When we parse the question, it’s clear that there are really two question on the table:

  1. “Can we use the G/Score to pick winners?” – Where ‘winner’ is a company that will receive venture funding and go on to generate outsized investor returns.
  2. “Can we rely on the G/Score to accurately assess a startup’s strengths and weaknesses?”

Candidly, the answer to the first question is “no.”

But then, that not what the G/Score is meant to do. The G/Score is a measure of a company’s potential and traction at a point in time. While a score might note significant market opportunity and a smart product offering, it is execution over time that drives to a successful outcome.

The G/Score’s seven factors, each rated on a four-point scale, work in combination to articulate a company’s achievement, potential and viability. No factor is weighted more heavily than another in the total scale. That weighting is left largely up to those who incorporate the G/Score into their own evaluations.
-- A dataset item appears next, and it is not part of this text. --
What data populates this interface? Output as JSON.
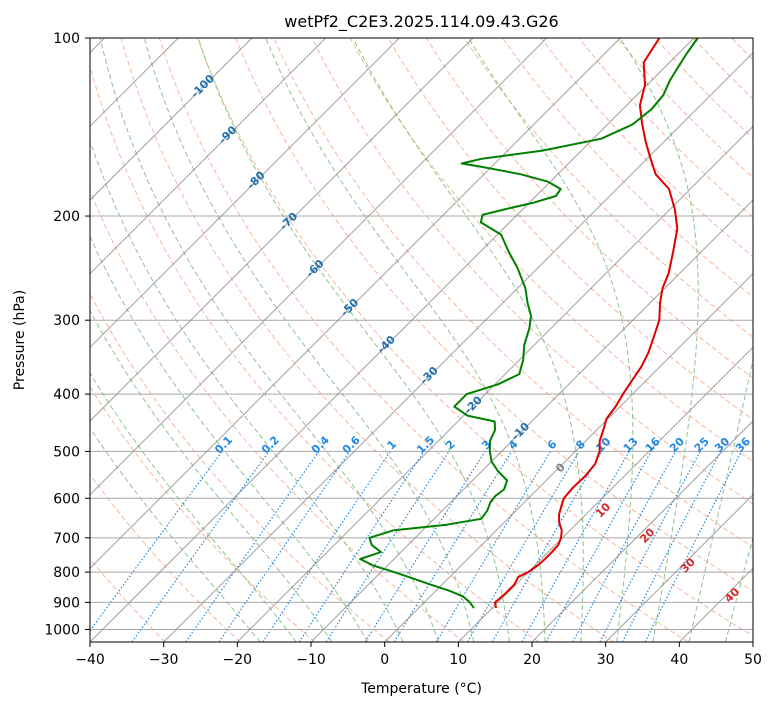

For example, a company seeking to acquire a technology may weight delivery of product to market more highly than business model, knowing that upon acquisition the technology will be integrated into the acquirer’s selling and pricing models. A serial startup executive may weight market opportunity most heavily, while looking for low-scoring teams who need the executive’s execution expertise.

By contrast, the answer to the second question is an enthusiastic, though anecdotal, “yes!” The G/Score measures where a company is today, against a clearly articulated ladder of achievement. And our observations of the more than 20,000 companies we’ve interviewed over the last 20 years indicates that if a company scores low and does nothing to address its weaknesses, it will most likely fail. But if a company works to address its weaknesses and improve its score, it dramatically increases its chance of not just surviving, but thriving.

The point is this: the G/Score doesn’t serve as a substitute for your own diligence, instincts or gap-fit analysis. It’s not intended identify a “good chemistry” between startup and investor, partner, or customer. It is, at its core, a uniform filter, a tool, that allows the individuals and organizations that work with startups to do that work more efficiently by helping them to quickly hone in on companies that meet their specific performance criteria.

We describe the G/Score as prescriptive for the entrepreneur because never has it been more clear what a company can do to move the needle on execution.  By clearly articulating the achievement required to score at each level in the four-point scale, the entrepreneur can immediately see the work ahead of him to improve his G/Score and advance his business.

Along the way, the G/Score had another interesting affect on the startup ecosystem. Because it normalizes the way we look at startup businesses and provides a common language to talk about companies, it changes the dialog in the market. Already we’ve found that the conversation between a company and an assessor hones in on issues that matter to the execution and performance of a business. Hard to articulate gut instincts – and worse, feedback as public performance – are replaced by serious questions about business execution and market potential. An entrepreneur’s defensiveness is replaced by desire for constructive feedback. The conversation is qualitatively more useful to everyone.

Every organization working with startups is likely to have a set of guidelines to help them evaluate early stage companies and match them to their specific interests. The G/Score is another tool in that arsenal, one that is open, transparent, and objective, and designed to be as helpful to the entrepreneur as to the company doing the evaluation.